As alluded to, Black Desert Online‘s western release delay is in part due to a reworking of gameplay towards a buy-to-play MMO. Similar in part to Guild Wars 2, players will pay an initial price and then have access to the entirety of Black Desert Online going forward with no subscription. Again similar to Guild Wars 2, Black Desert Online does feature a cash shop of cosmetic items like costumes and weapon skins, as well as “convenience” items. Though it’s important to note that there’s also been some controversy over some high-priced items that can impact gameplay significantly.
As befits an MMO’s launch, publisher Daum Games has released an eye-popping launch trailer. Admittedly, trailers for Black Desert Online up to this point have been, well, disconcertingly underproduced. This launch trailer, however, does a much stronger job of showing off Black Desert Online‘s strengths. Viewers are given a tour of the expansive landscape of the MMO, shown through the veil of the game’s shifting day/night cycle. Combat is teased in brief intense sequences, and while story is left understated, there’s no doubt Black Desert Online hides many secrets for players to discover.
For those unfamiliar with Black Desert Online, please don’t make the assumption that this is another World of Warcraft-type theme park MMO. Black Desert Online is a mixture of classic Korean MMO and classic MMO sandbox ideals, flavored with artfully restructured free-to-play mechanics for a buy-to-play audience. It’s disarmingly unique, and also quite a bit overwhelming of an experience considering the theme park MMOs of the past 10 years.

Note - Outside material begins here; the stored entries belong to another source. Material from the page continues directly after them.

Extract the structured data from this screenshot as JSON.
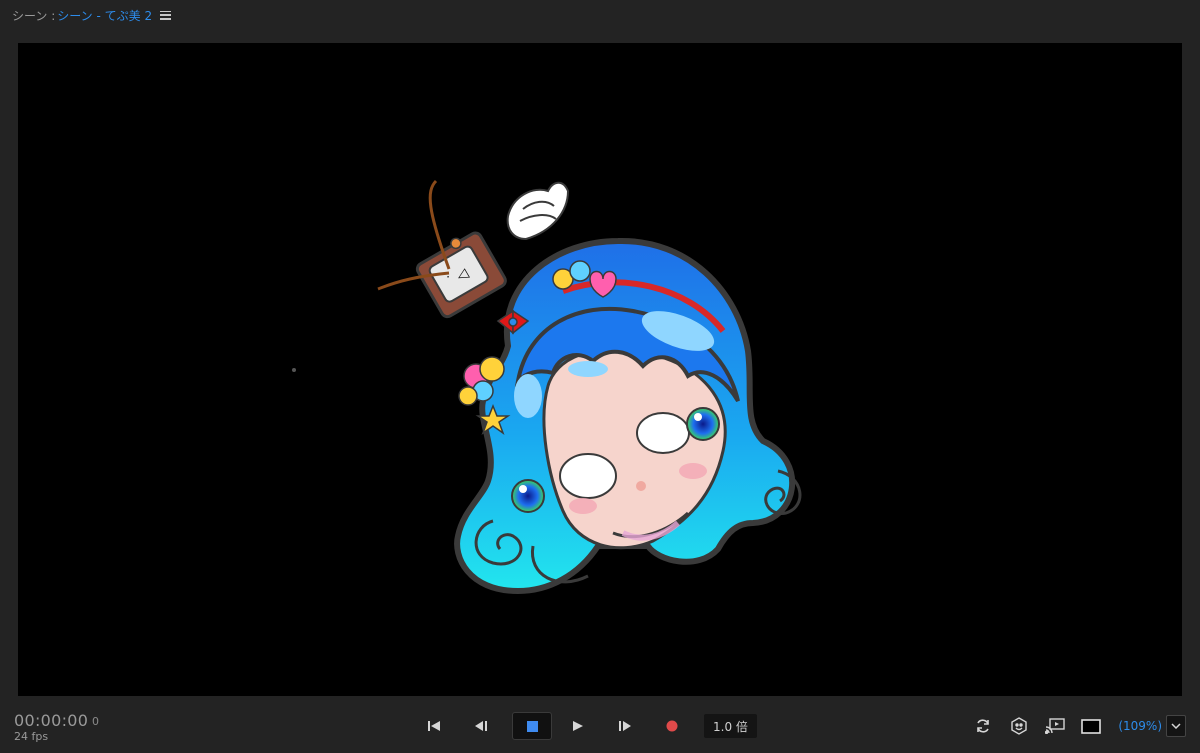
{
  "header": {
    "scene_label": "シーン :",
    "scene_name": "シーン - てぷ美 2",
    "menu_icon": "hamburger-menu-icon"
  },
  "footer": {
    "timecode": "00:00:00",
    "frame": "0",
    "fps": "24 fps",
    "speed": "1.0 倍",
    "zoom": "(109%)"
  },
  "transport_icons": [
    "go-to-start-icon",
    "step-back-icon",
    "stop-icon",
    "play-icon",
    "step-forward-icon",
    "record-icon"
  ],
  "tool_icons": [
    "refresh-icon",
    "character-view-icon",
    "cast-icon",
    "frame-icon",
    "chevron-down-icon"
  ],
  "colors": {
    "background": "#232323",
    "canvas": "#000000",
    "accent": "#2d8ceb",
    "record": "#e04a4a",
    "stop": "#3f8bf0"
  }
}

It begins with a traversal system that allows for no fast travel. Everyone has to rely on their own two feet, or maybe a horse if one can afford it. From there, players will have the option to progress however they like: questing and story, grinding PvE enemies, PvP gank squads, guild-oriented activities, crafting, or profiting through trade. Trying to do everything could prove overwhelming, but the opportunity for a variety of layered gameplay experiences is there.
Black Desert Online‘s launch hasn’t been without its controversies, as MMO launches tend to go. As mentioned prior, several cash shop options provide meaningful gameplay-altering effects. Those include pets that will pick up items, making grinding much more efficient compared to normal, a costume that hides a players name, allowing for advantages in PvP, and worse yet, experience gain boosts that lets paying players progress much faster than others. Daum also locked out pre-orderers from accessing the game’s head start for not pre-ordering soon enough. It’s always something with an MMO launch.
Altogether, however, Black Desert Online players are content with launch so long as the servers hold up — and they have.
Black Desert Online is now available on PC. It can be purchased for $29.99 and has no subscription, but it does feature a cash shop for costumes and convenience items.